OK. I will implement the module as discussed above...

mrh1997 commented 9 years ago

I reasoned about the "stupid corner case" int x = 1;: I cannot imagine a real-world header file like this, since it would lead to the following problem:

Imagine we had a mod1.c which is used by mod2.c and mod3.c. mod1.c's header (which contains int x = 1) can only be included by eiher mod2.c or mod3.c otherwise the linker would complain, since mod2.c and mod3.c are defining 'x'.

If you agree with me, I propose to avoid complicating the interface of CLibInterface by an attribute that is never needed.

MatthieuDartiailh commented 9 years ago

I agree that this is very ugly coding, so ok lets keep it out for the time being. If we find somebody stupid enough to do such a thing we can always add it later.

mrh1997 commented 9 years ago

While implementing #15 I figured out a relatively clean interface of the parser. Please let me know your thoughts about the API.


Regarding reworking of preprocessor: My original intention was to move the macro evaluation to the CLibInterface but keeping the CParser parsing the macro definitions. This would have required a AST like structure for macro definitions. Then the backend could use the macro without need to have knowledge of the CParser (which is currently responsible for evaluation).

But then I detected, that a clean macro evalution required more work, as the current implementation is not really conform to the C preprocessor spec. The reason is that macros currently are always evaluated during definition, instead of invokation. This can cause trouble. I.e.:

#define Y X
#define X  int
Y var;    //<- var will be of type CustomType('Y') instead of BuildinType('int')

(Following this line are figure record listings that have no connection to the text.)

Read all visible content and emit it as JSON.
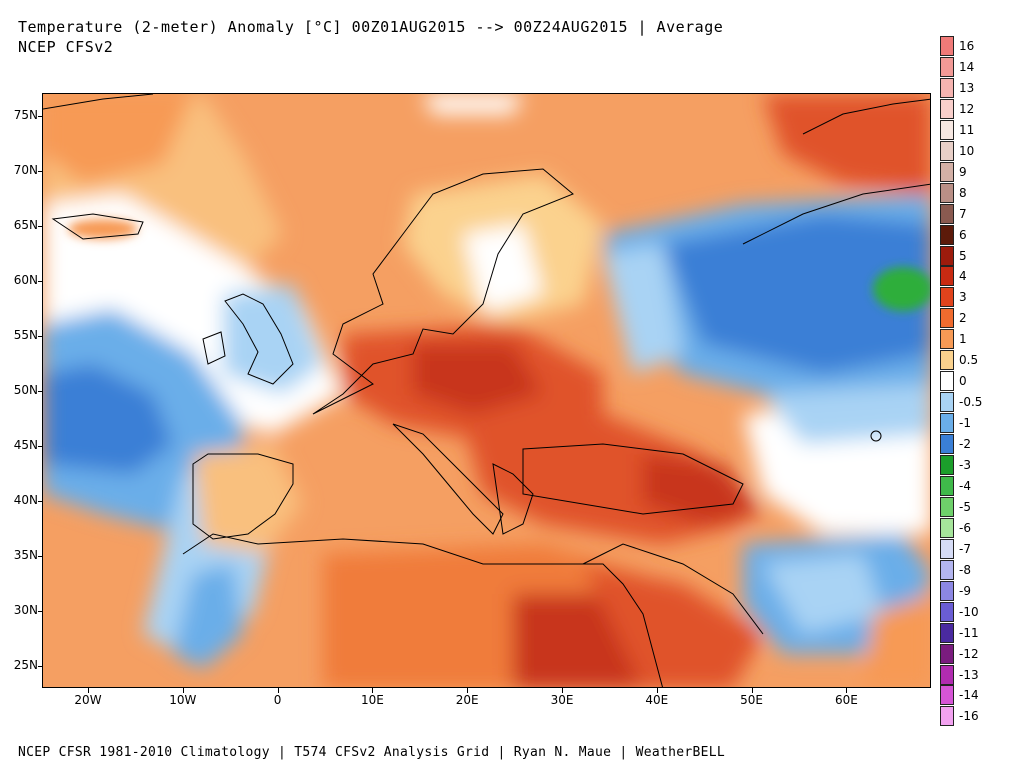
{
  "title_line1": "Temperature (2-meter) Anomaly  [°C] 00Z01AUG2015 --> 00Z24AUG2015 | Average",
  "title_line2": "NCEP CFSv2",
  "footer": "NCEP CFSR 1981-2010 Climatology | T574 CFSv2 Analysis Grid | Ryan N. Maue | WeatherBELL",
  "lat_labels": [
    "75N",
    "70N",
    "65N",
    "60N",
    "55N",
    "50N",
    "45N",
    "40N",
    "35N",
    "30N",
    "25N"
  ],
  "lon_labels": [
    "20W",
    "10W",
    "0",
    "10E",
    "20E",
    "30E",
    "40E",
    "50E",
    "60E"
  ],
  "colorbar": [
    {
      "label": "16",
      "color": "#f07a78"
    },
    {
      "label": "14",
      "color": "#f39a96"
    },
    {
      "label": "13",
      "color": "#f6b4b0"
    },
    {
      "label": "12",
      "color": "#f9cfcb"
    },
    {
      "label": "11",
      "color": "#f7e8e2"
    },
    {
      "label": "10",
      "color": "#e8cfc7"
    },
    {
      "label": "9",
      "color": "#d3b0a6"
    },
    {
      "label": "8",
      "color": "#b98f86"
    },
    {
      "label": "7",
      "color": "#8a5a50"
    },
    {
      "label": "6",
      "color": "#5c1a0a"
    },
    {
      "label": "5",
      "color": "#9c1b0c"
    },
    {
      "label": "4",
      "color": "#c82a12"
    },
    {
      "label": "3",
      "color": "#e1431c"
    },
    {
      "label": "2",
      "color": "#f06b2e"
    },
    {
      "label": "1",
      "color": "#f79a55"
    },
    {
      "label": "0.5",
      "color": "#fbd28e"
    },
    {
      "label": "0",
      "color": "#ffffff"
    },
    {
      "label": "-0.5",
      "color": "#a9d3f4"
    },
    {
      "label": "-1",
      "color": "#6aaee9"
    },
    {
      "label": "-2",
      "color": "#3a7fd6"
    },
    {
      "label": "-3",
      "color": "#1b9e2b"
    },
    {
      "label": "-4",
      "color": "#3fb94a"
    },
    {
      "label": "-5",
      "color": "#6ed06a"
    },
    {
      "label": "-6",
      "color": "#a6e59b"
    },
    {
      "label": "-7",
      "color": "#d6dcf6"
    },
    {
      "label": "-8",
      "color": "#b3b5ef"
    },
    {
      "label": "-9",
      "color": "#8c87e3"
    },
    {
      "label": "-10",
      "color": "#6a5dd4"
    },
    {
      "label": "-11",
      "color": "#4a2aa0"
    },
    {
      "label": "-12",
      "color": "#7a1c7e"
    },
    {
      "label": "-13",
      "color": "#b12cb0"
    },
    {
      "label": "-14",
      "color": "#d655d6"
    },
    {
      "label": "-16",
      "color": "#f2a2f0"
    }
  ],
  "palette": {
    "warm_base": "#f59f62",
    "hot": "#e0522a",
    "very_hot": "#c8341a",
    "mild": "#f9c07e",
    "neutral": "#ffffff",
    "cool": "#a9d3f4",
    "cold": "#6aaee9",
    "colder": "#3a7fd6",
    "green": "#2fae3a",
    "coast": "#000000"
  }
}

Then I realized that in 99% percent the current implementation should do its job. Thus I think I will skip this job and continue with the backend. If we come back later to the preprocessor issue, it should be doable without API change (the CParser would use the Preprocessor object internally then)

MatthieuDartiailh commented 9 years ago

This makes perfect sense to me. Have you found a templating engine suiting your needs ?